The court was told the new plaintiffs should be joined alongside four Caribbean-registered companies which originally brought the action because questions could be raised by Mazepin — a close associate of Vladimir Putin and on the European Union Russia sanctions list — and his co-defendants over legal title to pursue the case.

The case, which began in 2016, mainly involves foreign-registered and domiciled companies and individuals. However, it includes Dublin-registered Eurotoaz Ltd which Mr Mazepin allegedly controls..

The four Caribbean firms — Trafalgar Developments, Instantania Holdings, Kamara, and Bairiki Inc — originally sued Mr Mazepin, Eurotoaz, the United Chemical Company Uralchem (UCCU), a major ammonia producer allegedly controlled by Mr Mazepin, and a number of other companies and individuals based in Russia, Cyprus and Bulgaria.


It is claimed they were all part of a conspiracy to defraud the plaintiffs, through illegal and corrupt actions, of their 70 per cent interest in Russian firm Togliattiazot (ToAZ), a rival ammonia producing company to Mr Mazepin’s UCCU.

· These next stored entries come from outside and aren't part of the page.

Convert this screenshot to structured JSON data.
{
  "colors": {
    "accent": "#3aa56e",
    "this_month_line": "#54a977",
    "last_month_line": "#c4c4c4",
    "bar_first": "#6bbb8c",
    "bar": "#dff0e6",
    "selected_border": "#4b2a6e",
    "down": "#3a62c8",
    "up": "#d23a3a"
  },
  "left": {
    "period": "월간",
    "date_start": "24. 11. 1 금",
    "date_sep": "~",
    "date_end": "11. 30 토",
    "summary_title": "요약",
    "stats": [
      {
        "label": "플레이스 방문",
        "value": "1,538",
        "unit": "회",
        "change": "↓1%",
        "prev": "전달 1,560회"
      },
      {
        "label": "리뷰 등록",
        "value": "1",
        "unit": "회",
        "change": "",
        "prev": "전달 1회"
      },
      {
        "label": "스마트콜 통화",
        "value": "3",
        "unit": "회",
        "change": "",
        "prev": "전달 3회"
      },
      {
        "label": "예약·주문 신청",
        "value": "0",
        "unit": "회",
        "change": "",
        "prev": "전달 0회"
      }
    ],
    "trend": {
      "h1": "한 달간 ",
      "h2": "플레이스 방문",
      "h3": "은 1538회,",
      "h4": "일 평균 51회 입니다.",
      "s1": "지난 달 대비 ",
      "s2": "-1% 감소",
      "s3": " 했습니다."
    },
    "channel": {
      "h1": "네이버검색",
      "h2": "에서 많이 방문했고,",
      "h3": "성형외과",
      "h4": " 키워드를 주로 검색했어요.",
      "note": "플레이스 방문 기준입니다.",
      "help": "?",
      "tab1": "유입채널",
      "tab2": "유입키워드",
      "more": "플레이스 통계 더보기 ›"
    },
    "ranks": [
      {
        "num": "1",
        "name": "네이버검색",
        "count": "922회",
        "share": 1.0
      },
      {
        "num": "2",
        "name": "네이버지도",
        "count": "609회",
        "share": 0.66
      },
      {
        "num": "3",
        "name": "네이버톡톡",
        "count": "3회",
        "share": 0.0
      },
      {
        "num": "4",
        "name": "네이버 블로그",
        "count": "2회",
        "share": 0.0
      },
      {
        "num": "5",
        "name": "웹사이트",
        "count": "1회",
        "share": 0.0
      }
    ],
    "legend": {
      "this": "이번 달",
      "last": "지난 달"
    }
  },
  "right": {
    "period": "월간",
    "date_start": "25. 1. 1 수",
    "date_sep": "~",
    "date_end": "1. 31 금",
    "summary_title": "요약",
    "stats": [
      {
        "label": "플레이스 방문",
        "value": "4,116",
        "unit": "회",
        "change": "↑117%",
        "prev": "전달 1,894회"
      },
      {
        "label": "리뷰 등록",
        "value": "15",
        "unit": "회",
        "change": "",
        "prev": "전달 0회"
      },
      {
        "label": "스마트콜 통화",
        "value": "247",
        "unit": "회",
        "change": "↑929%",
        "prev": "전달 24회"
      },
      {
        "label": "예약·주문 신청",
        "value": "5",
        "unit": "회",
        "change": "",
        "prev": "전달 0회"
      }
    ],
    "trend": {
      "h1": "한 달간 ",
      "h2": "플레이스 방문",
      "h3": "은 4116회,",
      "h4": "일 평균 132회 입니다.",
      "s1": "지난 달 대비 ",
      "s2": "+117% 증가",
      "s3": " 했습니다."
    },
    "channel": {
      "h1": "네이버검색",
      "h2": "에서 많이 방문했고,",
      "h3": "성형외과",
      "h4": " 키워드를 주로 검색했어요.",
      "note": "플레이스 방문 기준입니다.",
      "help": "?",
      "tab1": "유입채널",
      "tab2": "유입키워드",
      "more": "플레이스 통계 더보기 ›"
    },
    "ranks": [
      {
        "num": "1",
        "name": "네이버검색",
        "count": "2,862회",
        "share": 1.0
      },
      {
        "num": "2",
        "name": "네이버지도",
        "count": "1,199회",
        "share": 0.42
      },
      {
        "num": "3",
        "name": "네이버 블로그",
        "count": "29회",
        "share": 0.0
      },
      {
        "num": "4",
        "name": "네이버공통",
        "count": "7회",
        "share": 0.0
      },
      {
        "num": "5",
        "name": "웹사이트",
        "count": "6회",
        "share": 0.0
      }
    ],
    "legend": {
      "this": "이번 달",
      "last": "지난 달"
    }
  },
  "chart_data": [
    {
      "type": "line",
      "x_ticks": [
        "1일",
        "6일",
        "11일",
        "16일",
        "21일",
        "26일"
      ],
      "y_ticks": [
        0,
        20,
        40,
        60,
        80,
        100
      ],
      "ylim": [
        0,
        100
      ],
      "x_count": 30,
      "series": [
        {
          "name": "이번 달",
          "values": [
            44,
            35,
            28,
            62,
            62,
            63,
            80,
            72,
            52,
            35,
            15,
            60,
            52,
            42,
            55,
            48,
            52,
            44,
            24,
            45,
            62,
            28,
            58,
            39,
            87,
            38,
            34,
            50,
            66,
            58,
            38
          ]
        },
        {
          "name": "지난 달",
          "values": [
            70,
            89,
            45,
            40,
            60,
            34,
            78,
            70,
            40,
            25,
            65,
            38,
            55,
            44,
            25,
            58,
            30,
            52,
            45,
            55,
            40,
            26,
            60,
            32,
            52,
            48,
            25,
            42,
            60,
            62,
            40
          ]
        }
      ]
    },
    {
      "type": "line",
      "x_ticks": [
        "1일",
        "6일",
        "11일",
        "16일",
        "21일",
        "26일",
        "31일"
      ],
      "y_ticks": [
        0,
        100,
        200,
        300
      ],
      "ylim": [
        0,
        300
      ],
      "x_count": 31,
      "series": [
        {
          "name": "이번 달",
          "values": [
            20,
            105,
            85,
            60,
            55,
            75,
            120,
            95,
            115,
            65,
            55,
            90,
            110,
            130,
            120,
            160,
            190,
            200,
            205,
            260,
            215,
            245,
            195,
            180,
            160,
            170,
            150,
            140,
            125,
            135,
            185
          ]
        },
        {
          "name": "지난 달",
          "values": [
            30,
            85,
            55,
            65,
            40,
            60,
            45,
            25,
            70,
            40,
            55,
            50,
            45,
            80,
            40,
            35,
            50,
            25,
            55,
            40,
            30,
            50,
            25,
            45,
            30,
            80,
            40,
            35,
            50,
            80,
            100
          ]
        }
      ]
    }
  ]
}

On Friday, the court heard an application from the original four plaintiff firms to join as co-plaintiffs nine other companies, six registered in the British Virgin Islands, one in Switzerland and two in Cyprus.

These nine companies, in 2009, transferred different holdings (adding up to nearly 70 per cent of ToAZ shares) to the four original plaintiff companies.

The plaintiffs say the transfers were done under a trust management agreement whereby the four Caribbean companies became trust managers of the shares.

The nine, as settlors of the trust, sought to be joined to the proceedings after the former chairman of ToAZ Sergi Maklai was declared bankrupt and this led to the alleged forced sale of the 70 per cent ToAZ shares to another company allegedly controlled by Mr Mazepin, the court heard.

Eoin McCullough SC, for the plaintiffs, said there was a “serious risk” to the justice of the case if the nine were not joined because the defendants could argue that as the four original plaintiffs were not the owners of the shares.

Marcus Dowling SC, for Eurotoaz, and Michael Collins SC, for the UCCU defendants, opposed the application. They argued, among other things, it is six years since the case began and it has always been brought on the basis that the current plaintiffs were the owners of the shares.

Mr Justice Denis McDonald reserved judgment.